No Senegal, um país repleto de empresas e cidadãos franceses, o recente anúncio do Presidente Bassirou Diomaye Faye de que a França deveria encerrar as suas bases militares deveria ter sido uma surpresa. No entanto, dizem os analistas, foi uma mudança que sempre aconteceria.
Em novembro, Faye pediu a Paris que removesse cerca de 350 soldados franceses estacionados em solo senegalês, encerrando efetivamente um pacto de defesa que existia há décadas e dando continuidade a uma tendência que tem visto muitas nações da África Ocidental cortarem ou rebaixarem os laços outrora fortes com a ex-colonizadora França em últimos anos.
Em entrevista à agência de notícias AFP, o presidente senegalês – que foi eleito no início deste ano apoiado numa campanha nacionalista que prometia rever as relações de Dakar com Paris – disse que a presença militar contínua da França no país não era compatível com a soberania do Senegal.
“O Senegal é um país independente, é um país soberano e a soberania não aceita a presença de bases militares num país soberano”, disse Faye, falando a partir do palácio presidencial em Dakar. Faye não deu um prazo para a partida dos soldados.
A medida ocorreu no momento em que o Senegal assinalava o 80º aniversário dos assassinatos em massa de soldados da África Ocidental pelas forças coloniais, na manhã de 1 de dezembro de 1944. Os homens, soldados da África Ocidental da unidade Tirailleurs Senegalais que lutaram na guerra da França contra a Alemanha nazista, tinham têm protestado contra atrasos nos salários e más condições de vida quando os soldados coloniais dispararam contra eles.

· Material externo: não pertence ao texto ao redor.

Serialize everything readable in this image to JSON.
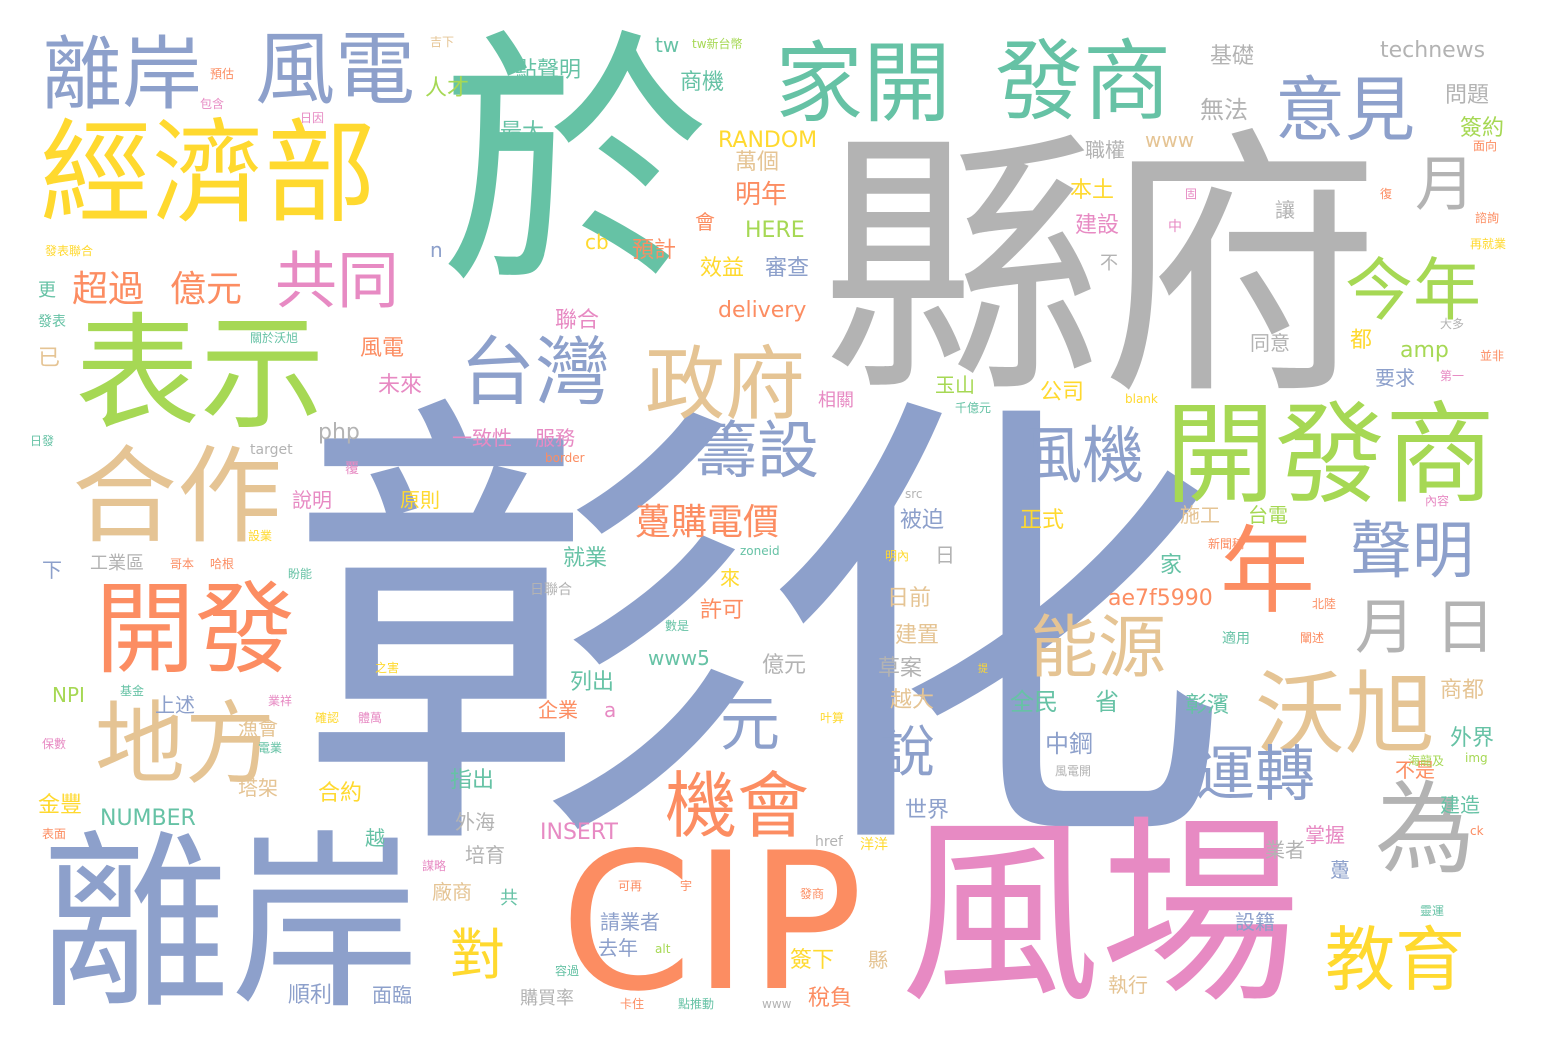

Embora as duas nações tenham tido relações cordiais desde a independência do Senegal, os assassinatos sempre foram uma ferida sobre a qual a França manteve silêncio até 2012. As autoridades francesas tentaram enterrar as provas e alegaram que 35 pessoas foram mortas, embora os estudiosos estimem que 400 pessoas morreram.
O então presidente François Hollande admitiu a culpabilidade da França em 2012. No entanto, o presidente Emmanuel Macron este ano, numa carta ao presidente Faye, admitiu que a França cometeu um “massacre”.
Beverly Ochieng, pesquisadora baseada em Dakar da empresa de inteligência Control Risks, disse à Al Jazeera que o corte dos laços militares pelo governo do Senegal no aniversário do massacre estava em linha com as promessas eleitorais que Faye, juntamente com o primeiro-ministro Ousmane Sonko – um crítico franco da França – tinha feito.
“O Senegal está a passar por muitas reformas sob a liderança dos dois líderes e eles estão realmente a questionar até que ponto têm interesse no seu próprio país”, disse Ochieng.
“Para Faye, ele não quer apenas que a França ocupe espaço em bases militares quando o Senegal não pode fazer o mesmo.”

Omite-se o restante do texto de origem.